18. The server system as claimed in claim 17, wherein the server system is further caused, at least in part, to compute an improvisation factor for each data sample based, at least in part, on the first calibration error and the second calibration error, the improvisation factor indicating an extent of a positive impact on calibration of the intermediate prediction.
19. The server system as claimed in claim 11, wherein the server system is further caused, at least in part, to:
access a training feature set for each training data sample of a training dataset from the database, the training feature set comprising ground truth labels;
generate a plurality of training tree-based encodings for a plurality of training data samples, respectively of the training dataset; and
train the calibration model to generate the prediction for the event that is calibrated, wherein training the calibration model comprises performing iteratively until convergence criteria are met, a set of operations comprising:
initialize the calibration model based, at least in part, on one or more calibration model parameters;
generate, by the calibration model, a calibrated predicted probability score for each training data sample based, at least in part, on the plurality of training tree-based encodings and the one or more calibration model parameters, the calibrated predicted probability score indicating a likelihood of an occurrence of the event;
generate, by the calibration model, the prediction for the event based, at least in part, on the calibrated predicted probability score and an event threshold, the prediction comprising a label associated with the event;
compute, by the calibration model, a regularized loss for each training data sample based, at least in part, on the calibrated predicted probability score, the ground truth labels, and a regularized loss function; and
optimize the one or more calibration model parameters based, at least in part, on the regularized loss.

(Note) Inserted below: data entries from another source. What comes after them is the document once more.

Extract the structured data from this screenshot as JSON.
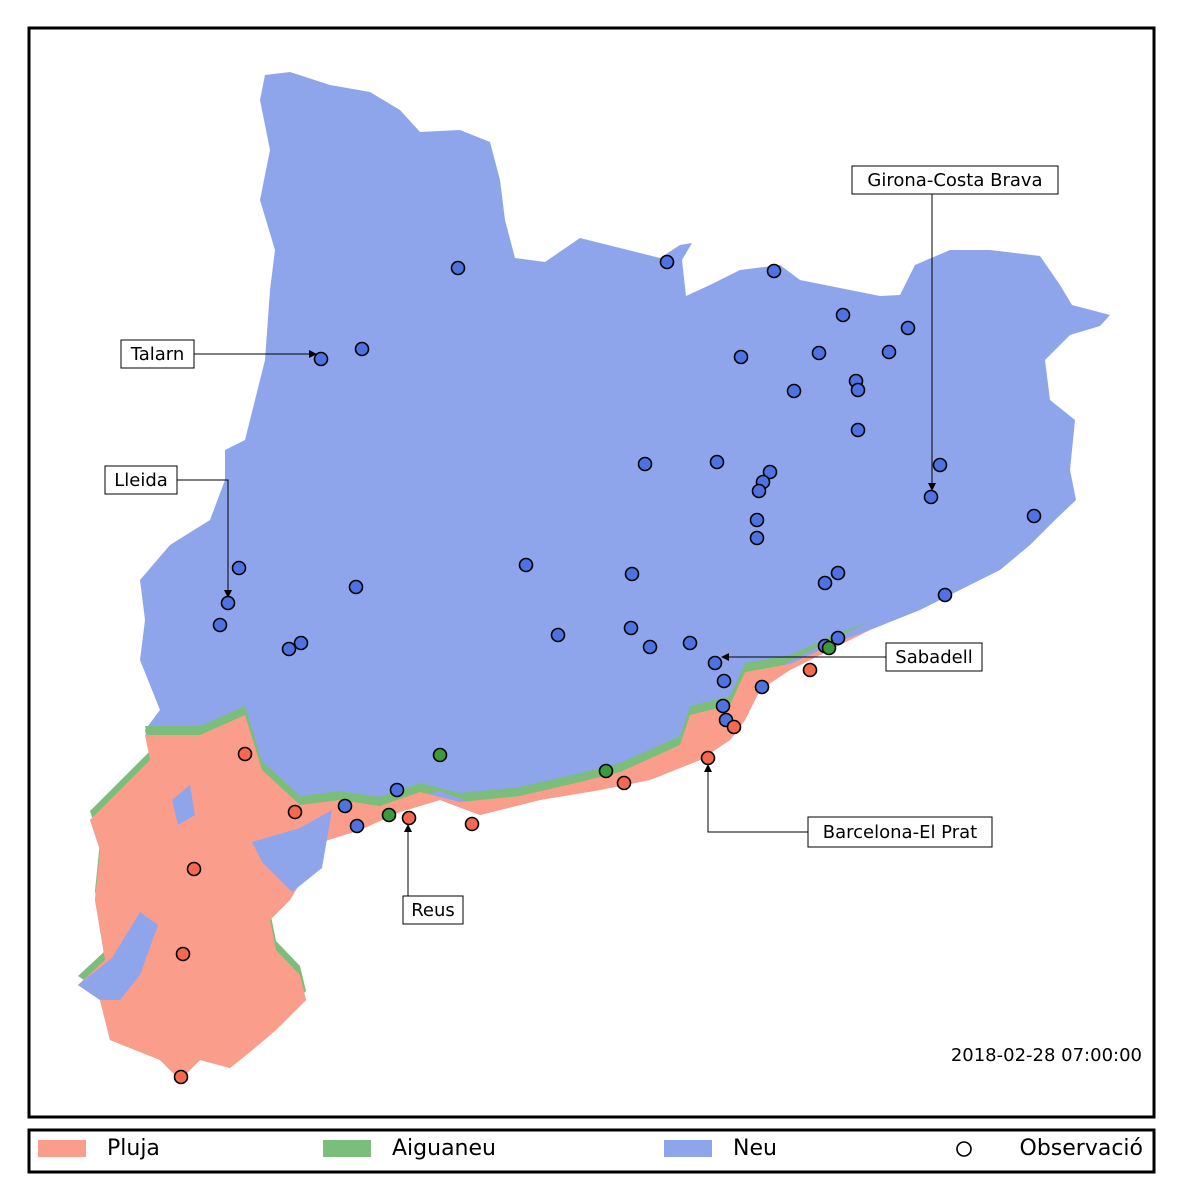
{
  "map": {
    "annotations": [
      "Talarn",
      "Lleida",
      "Girona-Costa Brava",
      "Sabadell",
      "Barcelona-El Prat",
      "Reus"
    ],
    "timestamp": "2018-02-28 07:00:00",
    "legend": [
      {
        "label": "Pluja",
        "color": "#fa9e8b"
      },
      {
        "label": "Aiguaneu",
        "color": "#7bbd7b"
      },
      {
        "label": "Neu",
        "color": "#8ea5ec"
      },
      {
        "label": "Observació"
      }
    ]
  }
}
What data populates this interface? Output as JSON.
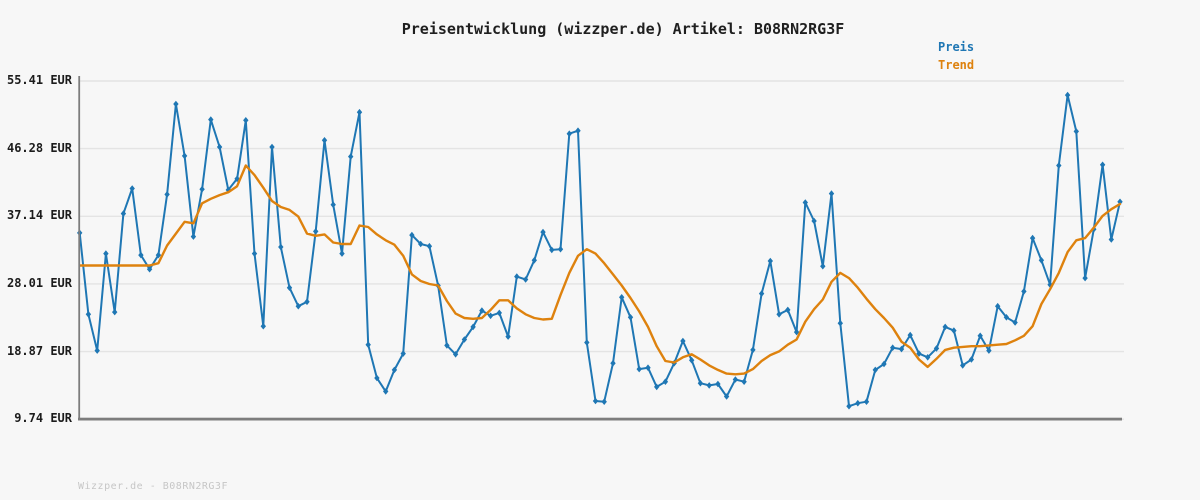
{
  "page": {
    "title": "Preisentwicklung (wizzper.de) Artikel: B08RN2RG3F",
    "footer": "Wizzper.de - B08RN2RG3F"
  },
  "legend": {
    "position": "top-right",
    "items": [
      {
        "label": "Preis",
        "color": "#1f77b4"
      },
      {
        "label": "Trend",
        "color": "#de820e"
      }
    ]
  },
  "y_axis": {
    "unit": "EUR",
    "ticks": [
      {
        "label": "55.41 EUR",
        "value": 55.41
      },
      {
        "label": "46.28 EUR",
        "value": 46.28
      },
      {
        "label": "37.14 EUR",
        "value": 37.14
      },
      {
        "label": "28.01 EUR",
        "value": 28.01
      },
      {
        "label": "18.87 EUR",
        "value": 18.87
      },
      {
        "label": "9.74 EUR",
        "value": 9.74
      }
    ]
  },
  "chart_data": {
    "type": "line",
    "title": "Preisentwicklung (wizzper.de) Artikel: B08RN2RG3F",
    "xlabel": "",
    "ylabel": "EUR",
    "ylim": [
      9.74,
      55.41
    ],
    "grid": "horizontal",
    "x_tick_labels": "none",
    "num_points": 120,
    "legend_position": "top-right",
    "series": [
      {
        "name": "Preis",
        "color": "#1f77b4",
        "marker": "diamond",
        "values": [
          34.9,
          23.9,
          19.0,
          32.1,
          24.2,
          37.5,
          40.9,
          31.9,
          30.0,
          31.9,
          40.1,
          52.3,
          45.3,
          34.4,
          40.8,
          50.2,
          46.5,
          40.7,
          42.2,
          50.1,
          32.1,
          22.3,
          46.5,
          33.0,
          27.5,
          25.0,
          25.6,
          35.1,
          47.4,
          38.7,
          32.1,
          45.2,
          51.2,
          19.8,
          15.3,
          13.5,
          16.4,
          18.6,
          34.6,
          33.4,
          33.1,
          27.8,
          19.7,
          18.5,
          20.5,
          22.2,
          24.4,
          23.7,
          24.1,
          20.9,
          29.0,
          28.6,
          31.2,
          35.0,
          32.6,
          32.7,
          48.3,
          48.7,
          20.1,
          12.2,
          12.1,
          17.3,
          26.2,
          23.5,
          16.5,
          16.7,
          14.1,
          14.8,
          17.3,
          20.3,
          17.7,
          14.6,
          14.3,
          14.5,
          12.8,
          15.1,
          14.8,
          19.1,
          26.7,
          31.1,
          23.9,
          24.5,
          21.5,
          39.0,
          36.5,
          30.4,
          40.2,
          22.7,
          11.5,
          11.9,
          12.1,
          16.4,
          17.2,
          19.4,
          19.2,
          21.1,
          18.6,
          18.1,
          19.3,
          22.2,
          21.7,
          17.0,
          17.8,
          21.0,
          19.0,
          25.0,
          23.5,
          22.8,
          27.0,
          34.2,
          31.2,
          27.9,
          44.0,
          53.5,
          48.6,
          28.8,
          35.4,
          44.1,
          34.0,
          39.1
        ]
      },
      {
        "name": "Trend",
        "color": "#de820e",
        "marker": "none",
        "values": [
          30.5,
          30.5,
          30.5,
          30.5,
          30.5,
          30.5,
          30.5,
          30.5,
          30.5,
          30.8,
          33.2,
          34.8,
          36.4,
          36.2,
          38.9,
          39.5,
          40.0,
          40.4,
          41.2,
          44.0,
          42.7,
          41.0,
          39.2,
          38.4,
          38.0,
          37.1,
          34.8,
          34.5,
          34.7,
          33.6,
          33.4,
          33.4,
          35.9,
          35.7,
          34.7,
          33.9,
          33.3,
          31.8,
          29.3,
          28.4,
          28.0,
          27.8,
          25.7,
          24.0,
          23.4,
          23.3,
          23.4,
          24.5,
          25.8,
          25.8,
          24.7,
          23.9,
          23.4,
          23.2,
          23.3,
          26.5,
          29.5,
          31.8,
          32.7,
          32.1,
          30.8,
          29.3,
          27.8,
          26.1,
          24.3,
          22.2,
          19.6,
          17.6,
          17.4,
          18.1,
          18.5,
          17.8,
          17.0,
          16.4,
          15.9,
          15.8,
          15.9,
          16.5,
          17.6,
          18.4,
          18.9,
          19.8,
          20.5,
          22.9,
          24.6,
          25.9,
          28.3,
          29.5,
          28.8,
          27.5,
          26.0,
          24.6,
          23.4,
          22.1,
          20.2,
          19.4,
          17.8,
          16.8,
          17.9,
          19.1,
          19.4,
          19.5,
          19.6,
          19.6,
          19.7,
          19.8,
          19.9,
          20.4,
          21.0,
          22.3,
          25.3,
          27.3,
          29.5,
          32.3,
          33.9,
          34.2,
          35.6,
          37.2,
          38.1,
          38.8
        ]
      }
    ]
  }
}
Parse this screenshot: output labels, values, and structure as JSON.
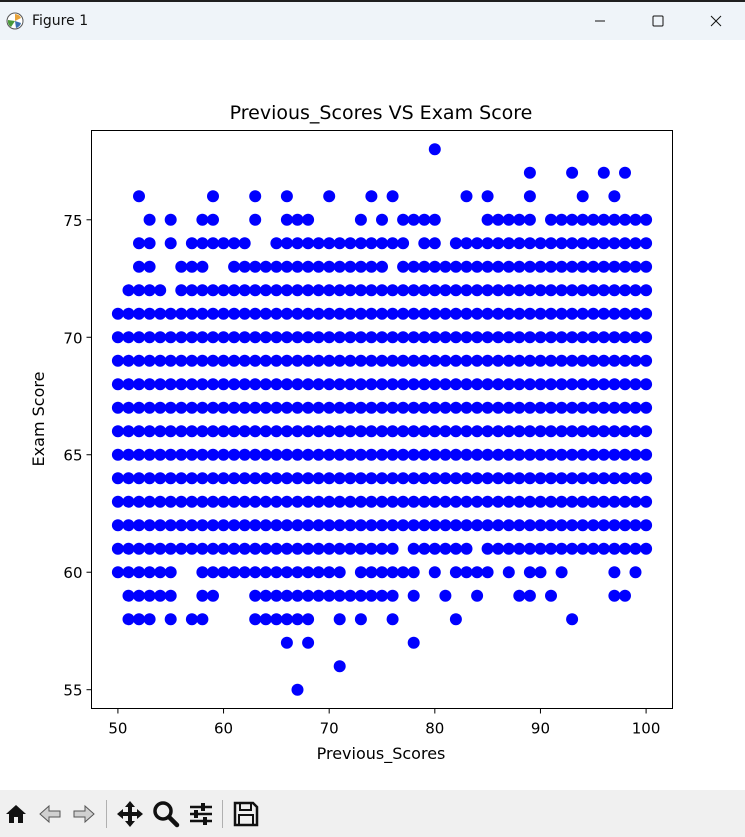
{
  "window": {
    "title": "Figure 1",
    "icon": "matplotlib-logo-icon",
    "controls": [
      "minimize-icon",
      "maximize-icon",
      "close-icon"
    ]
  },
  "toolbar": {
    "buttons": [
      "home-icon",
      "back-arrow-icon",
      "forward-arrow-icon",
      "pan-move-icon",
      "zoom-magnifier-icon",
      "configure-subplots-icon",
      "save-floppy-icon"
    ],
    "readout": ""
  },
  "chart_data": {
    "type": "scatter",
    "title": "Previous_Scores VS Exam Score",
    "xlabel": "Previous_Scores",
    "ylabel": "Exam Score",
    "xlim": [
      47.5,
      102.5
    ],
    "ylim": [
      54.2,
      78.8
    ],
    "xticks": [
      50,
      60,
      70,
      80,
      90,
      100
    ],
    "yticks": [
      55,
      60,
      65,
      70,
      75
    ],
    "grid": false,
    "marker_color": "#0000ff",
    "rows": [
      {
        "y": 78,
        "x": [
          80
        ]
      },
      {
        "y": 77,
        "x": [
          89,
          93,
          96,
          98
        ]
      },
      {
        "y": 76,
        "x": [
          52,
          59,
          63,
          66,
          70,
          74,
          76,
          83,
          85,
          89,
          94,
          97
        ]
      },
      {
        "y": 75,
        "x": [
          53,
          55,
          58,
          59,
          63,
          66,
          67,
          68,
          73,
          75,
          77,
          78,
          79,
          80,
          85,
          86,
          87,
          88,
          89,
          91,
          92,
          93,
          94,
          95,
          96,
          97,
          98,
          99,
          100
        ]
      },
      {
        "y": 74,
        "x": [
          52,
          53,
          55,
          57,
          58,
          59,
          60,
          61,
          62,
          65,
          66,
          67,
          68,
          69,
          70,
          71,
          72,
          73,
          74,
          75,
          76,
          77,
          79,
          80,
          82,
          83,
          84,
          85,
          86,
          87,
          88,
          89,
          90,
          91,
          92,
          93,
          94,
          95,
          96,
          97,
          98,
          99,
          100
        ]
      },
      {
        "y": 73,
        "x": [
          52,
          53,
          56,
          57,
          58,
          61,
          62,
          63,
          64,
          65,
          66,
          67,
          68,
          69,
          70,
          71,
          72,
          73,
          74,
          75,
          77,
          78,
          79,
          80,
          81,
          82,
          83,
          84,
          85,
          86,
          87,
          88,
          89,
          90,
          91,
          92,
          93,
          94,
          95,
          96,
          97,
          98,
          99,
          100
        ]
      },
      {
        "y": 72,
        "x": [
          51,
          52,
          53,
          54,
          56,
          57,
          58,
          59,
          60,
          61,
          62,
          63,
          64,
          65,
          66,
          67,
          68,
          69,
          70,
          71,
          72,
          73,
          74,
          75,
          76,
          77,
          78,
          79,
          80,
          81,
          82,
          83,
          84,
          85,
          86,
          87,
          88,
          89,
          90,
          91,
          92,
          93,
          94,
          95,
          96,
          97,
          98,
          99,
          100
        ]
      },
      {
        "y": 71,
        "x": [
          50,
          51,
          52,
          53,
          54,
          55,
          56,
          57,
          58,
          59,
          60,
          61,
          62,
          63,
          64,
          65,
          66,
          67,
          68,
          69,
          70,
          71,
          72,
          73,
          74,
          75,
          76,
          77,
          78,
          79,
          80,
          81,
          82,
          83,
          84,
          85,
          86,
          87,
          88,
          89,
          90,
          91,
          92,
          93,
          94,
          95,
          96,
          97,
          98,
          99,
          100
        ]
      },
      {
        "y": 70,
        "x": [
          50,
          51,
          52,
          53,
          54,
          55,
          56,
          57,
          58,
          59,
          60,
          61,
          62,
          63,
          64,
          65,
          66,
          67,
          68,
          69,
          70,
          71,
          72,
          73,
          74,
          75,
          76,
          77,
          78,
          79,
          80,
          81,
          82,
          83,
          84,
          85,
          86,
          87,
          88,
          89,
          90,
          91,
          92,
          93,
          94,
          95,
          96,
          97,
          98,
          99,
          100
        ]
      },
      {
        "y": 69,
        "x": [
          50,
          51,
          52,
          53,
          54,
          55,
          56,
          57,
          58,
          59,
          60,
          61,
          62,
          63,
          64,
          65,
          66,
          67,
          68,
          69,
          70,
          71,
          72,
          73,
          74,
          75,
          76,
          77,
          78,
          79,
          80,
          81,
          82,
          83,
          84,
          85,
          86,
          87,
          88,
          89,
          90,
          91,
          92,
          93,
          94,
          95,
          96,
          97,
          98,
          99,
          100
        ]
      },
      {
        "y": 68,
        "x": [
          50,
          51,
          52,
          53,
          54,
          55,
          56,
          57,
          58,
          59,
          60,
          61,
          62,
          63,
          64,
          65,
          66,
          67,
          68,
          69,
          70,
          71,
          72,
          73,
          74,
          75,
          76,
          77,
          78,
          79,
          80,
          81,
          82,
          83,
          84,
          85,
          86,
          87,
          88,
          89,
          90,
          91,
          92,
          93,
          94,
          95,
          96,
          97,
          98,
          99,
          100
        ]
      },
      {
        "y": 67,
        "x": [
          50,
          51,
          52,
          53,
          54,
          55,
          56,
          57,
          58,
          59,
          60,
          61,
          62,
          63,
          64,
          65,
          66,
          67,
          68,
          69,
          70,
          71,
          72,
          73,
          74,
          75,
          76,
          77,
          78,
          79,
          80,
          81,
          82,
          83,
          84,
          85,
          86,
          87,
          88,
          89,
          90,
          91,
          92,
          93,
          94,
          95,
          96,
          97,
          98,
          99,
          100
        ]
      },
      {
        "y": 66,
        "x": [
          50,
          51,
          52,
          53,
          54,
          55,
          56,
          57,
          58,
          59,
          60,
          61,
          62,
          63,
          64,
          65,
          66,
          67,
          68,
          69,
          70,
          71,
          72,
          73,
          74,
          75,
          76,
          77,
          78,
          79,
          80,
          81,
          82,
          83,
          84,
          85,
          86,
          87,
          88,
          89,
          90,
          91,
          92,
          93,
          94,
          95,
          96,
          97,
          98,
          99,
          100
        ]
      },
      {
        "y": 65,
        "x": [
          50,
          51,
          52,
          53,
          54,
          55,
          56,
          57,
          58,
          59,
          60,
          61,
          62,
          63,
          64,
          65,
          66,
          67,
          68,
          69,
          70,
          71,
          72,
          73,
          74,
          75,
          76,
          77,
          78,
          79,
          80,
          81,
          82,
          83,
          84,
          85,
          86,
          87,
          88,
          89,
          90,
          91,
          92,
          93,
          94,
          95,
          96,
          97,
          98,
          99,
          100
        ]
      },
      {
        "y": 64,
        "x": [
          50,
          51,
          52,
          53,
          54,
          55,
          56,
          57,
          58,
          59,
          60,
          61,
          62,
          63,
          64,
          65,
          66,
          67,
          68,
          69,
          70,
          71,
          72,
          73,
          74,
          75,
          76,
          77,
          78,
          79,
          80,
          81,
          82,
          83,
          84,
          85,
          86,
          87,
          88,
          89,
          90,
          91,
          92,
          93,
          94,
          95,
          96,
          97,
          98,
          99,
          100
        ]
      },
      {
        "y": 63,
        "x": [
          50,
          51,
          52,
          53,
          54,
          55,
          56,
          57,
          58,
          59,
          60,
          61,
          62,
          63,
          64,
          65,
          66,
          67,
          68,
          69,
          70,
          71,
          72,
          73,
          74,
          75,
          76,
          77,
          78,
          79,
          80,
          81,
          82,
          83,
          84,
          85,
          86,
          87,
          88,
          89,
          90,
          91,
          92,
          93,
          94,
          95,
          96,
          97,
          98,
          99,
          100
        ]
      },
      {
        "y": 62,
        "x": [
          50,
          51,
          52,
          53,
          54,
          55,
          56,
          57,
          58,
          59,
          60,
          61,
          62,
          63,
          64,
          65,
          66,
          67,
          68,
          69,
          70,
          71,
          72,
          73,
          74,
          75,
          76,
          77,
          78,
          79,
          80,
          81,
          82,
          83,
          84,
          85,
          86,
          87,
          88,
          89,
          90,
          91,
          92,
          93,
          94,
          95,
          96,
          97,
          98,
          99,
          100
        ]
      },
      {
        "y": 61,
        "x": [
          50,
          51,
          52,
          53,
          54,
          55,
          56,
          57,
          58,
          59,
          60,
          61,
          62,
          63,
          64,
          65,
          66,
          67,
          68,
          69,
          70,
          71,
          72,
          73,
          74,
          75,
          76,
          78,
          79,
          80,
          81,
          82,
          83,
          85,
          86,
          87,
          88,
          89,
          90,
          91,
          92,
          93,
          94,
          95,
          96,
          97,
          98,
          99,
          100
        ]
      },
      {
        "y": 60,
        "x": [
          50,
          51,
          52,
          53,
          54,
          55,
          58,
          59,
          60,
          61,
          62,
          63,
          64,
          65,
          66,
          67,
          68,
          69,
          70,
          71,
          73,
          74,
          75,
          76,
          77,
          78,
          80,
          82,
          83,
          84,
          85,
          87,
          89,
          90,
          92,
          97,
          99
        ]
      },
      {
        "y": 59,
        "x": [
          51,
          52,
          53,
          54,
          55,
          58,
          59,
          63,
          64,
          65,
          66,
          67,
          68,
          69,
          70,
          71,
          72,
          73,
          74,
          75,
          76,
          78,
          81,
          84,
          88,
          89,
          91,
          97,
          98
        ]
      },
      {
        "y": 58,
        "x": [
          51,
          52,
          53,
          55,
          57,
          58,
          63,
          64,
          65,
          66,
          67,
          68,
          71,
          73,
          76,
          82,
          93
        ]
      },
      {
        "y": 57,
        "x": [
          66,
          68,
          78
        ]
      },
      {
        "y": 56,
        "x": [
          71
        ]
      },
      {
        "y": 55,
        "x": [
          67
        ]
      }
    ]
  }
}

20. A non-transitory computer-readable storage medium comprising computer-executable instructions that, when executed by at least a processor of a server system, cause the server system to perform a method comprising:
accessing a feature set corresponding to each data sample in an input dataset from a database associated with the server system;
generating, by a set of decision trees associated with server system, an intermediate prediction for the event based, at least in part, on applying the feature set of each data sample on the set of decision trees, each decision tree comprising a plurality of nodes;
identifying an activated leaf node from each decision tree based, at least in part, on the intermediate prediction, the activated leaf node indicating a leaf node of one or more leaf nodes of the corresponding decision tree contributing to the intermediate prediction;
generating a tree-based encoding indicating an encoded representation of the set of decision trees for each data sample based, at least in part, on an encoding type and the activated leaf node from each decision tree; and
generating, by the server system, the prediction for the event, wherein the prediction is calibrated by a calibration model associated with the server system based, at least in part, on the tree-based encoding for each data sample.